If you smile nicely you might be able to enter the ground floor level and walk along its wide colonnaded verandahs.
Just along from the Railway Administration Building is another heritage building, the former Majestic Hotel which is currently being renovated and expanded. Built on the site of the German Consul General's house during WWI, the Majestic was completed in 1935 in luxury art-deco style. It witnessed many important events in the nation's history before it closed down in 1984, following which it housed the National Art Gallery for a time. Now it is being restored as a luxury classic hotel with a modern 15 storey extension by YTL, a company which has done a good job in restoring other famous hotels such as the Majestic in Melaka and the Cameron Highlands Resort. Perhaps YTL would like to do the "Raffles Treatment" on the station and the Railway Administration Building as well!

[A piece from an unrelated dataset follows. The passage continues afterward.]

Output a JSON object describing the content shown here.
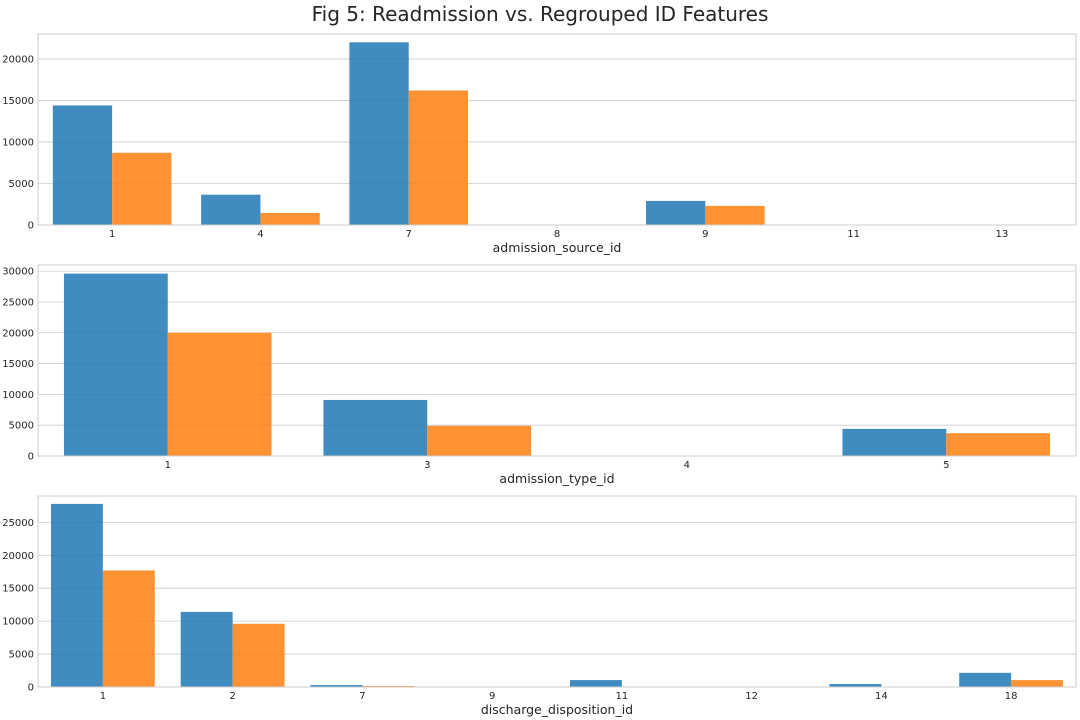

Update as at February 2013: Restoration of the Majestic is now complete and the hotel is open for business. You can read about the hotel here.
The final grand building on this stretch of Jalan Sultan Hishamuddin (formerly Victory Avenue) is the Sulaiman Building which was built in 1933 and named after the then Ruler of Selangor. In its history this classic structure was home to the Income Tax and Registration Departments. It was until recently used by the Federal Territory Shariah Court and is now empty and undergoing some reconstruction work (hopefully not demolition!).